Terry Fox is today considered a national hero of Canada. He was named a Companion of the Order of Canada, the nation's highest civilian honour, on September 18, 1980 by Edward Schreyer, Canada's then serving Governor-General. Schreyer travelled to Port Coquitlam to personally present the medal to Terry himself.

In June 1981, Fox developed pneumonia, and on June 27, he went into a coma. He died on the 28th at 4:35 a.m., which was his favourite hour of running, a year after his legendary run, and exactly one month shy of his twenty-third birthday. Flags were flown at half-mast on Canadian government buildings across Canada and overseas while tributes poured in to Terry Fox's family who retreated home to prepare for his burial. Canada's serving Prime Minister Pierre Trudeau in his address before Canada's House of Commons said that Terry gave far more to his country than his country was able to give to him. Trudeau also noted that:

"It occurs very rarely in the life of a nation that the courageous spirit of one person unites all people in the celebration of his life and in the mourning of his death....We do not think of him as one who was defeated by misfortune but as one who inspired us with the example of the triumph of the human spirit over adversity."

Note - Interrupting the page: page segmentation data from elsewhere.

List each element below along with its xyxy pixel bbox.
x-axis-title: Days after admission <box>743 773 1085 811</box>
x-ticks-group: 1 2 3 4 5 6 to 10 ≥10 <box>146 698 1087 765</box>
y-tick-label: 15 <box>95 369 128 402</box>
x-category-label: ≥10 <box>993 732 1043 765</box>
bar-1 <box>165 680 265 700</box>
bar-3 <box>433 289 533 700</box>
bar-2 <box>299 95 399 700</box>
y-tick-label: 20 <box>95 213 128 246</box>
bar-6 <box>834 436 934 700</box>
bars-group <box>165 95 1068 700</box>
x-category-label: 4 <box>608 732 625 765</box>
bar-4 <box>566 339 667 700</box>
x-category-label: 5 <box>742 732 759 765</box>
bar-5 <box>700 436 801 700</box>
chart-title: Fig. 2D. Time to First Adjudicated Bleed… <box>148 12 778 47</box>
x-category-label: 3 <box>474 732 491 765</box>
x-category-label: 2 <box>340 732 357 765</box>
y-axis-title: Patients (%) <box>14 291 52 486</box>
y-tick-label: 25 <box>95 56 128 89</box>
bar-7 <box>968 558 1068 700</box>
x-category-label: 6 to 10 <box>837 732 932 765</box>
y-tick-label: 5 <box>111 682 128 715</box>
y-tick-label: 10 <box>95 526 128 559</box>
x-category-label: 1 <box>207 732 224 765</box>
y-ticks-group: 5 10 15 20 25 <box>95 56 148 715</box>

On July 3, 1981, Terry succumbed to the Cancer which he so ardently tried to overcome. But the Marathon of Hope did not die with Terry. Every September, school aged children all over the world participate in Terry Fox Runs. It is an important part of our history, and culture not only to continue Terry's dream of fundraising to find a cure for Cancer, but also to reconnect to the strength within ourselves to achieve our goals and dreams.

One of my favourites quotes from Terry is this:

"I just wish people would realize that anything’s possible if you try; dreams are made possible if you try. "

When I saw this on the gym wall at school on Friday I cried. I was so moved, even after all these years by a young man who had one leg, Cancer, and who never gave up on his dreams.

So I won't give up on mine. Thank-you Terry for the inspiration that I needed to refocus my dreams of becoming a healthier me, and for everyone that's striving for a goal, just remember anything is possible if you try.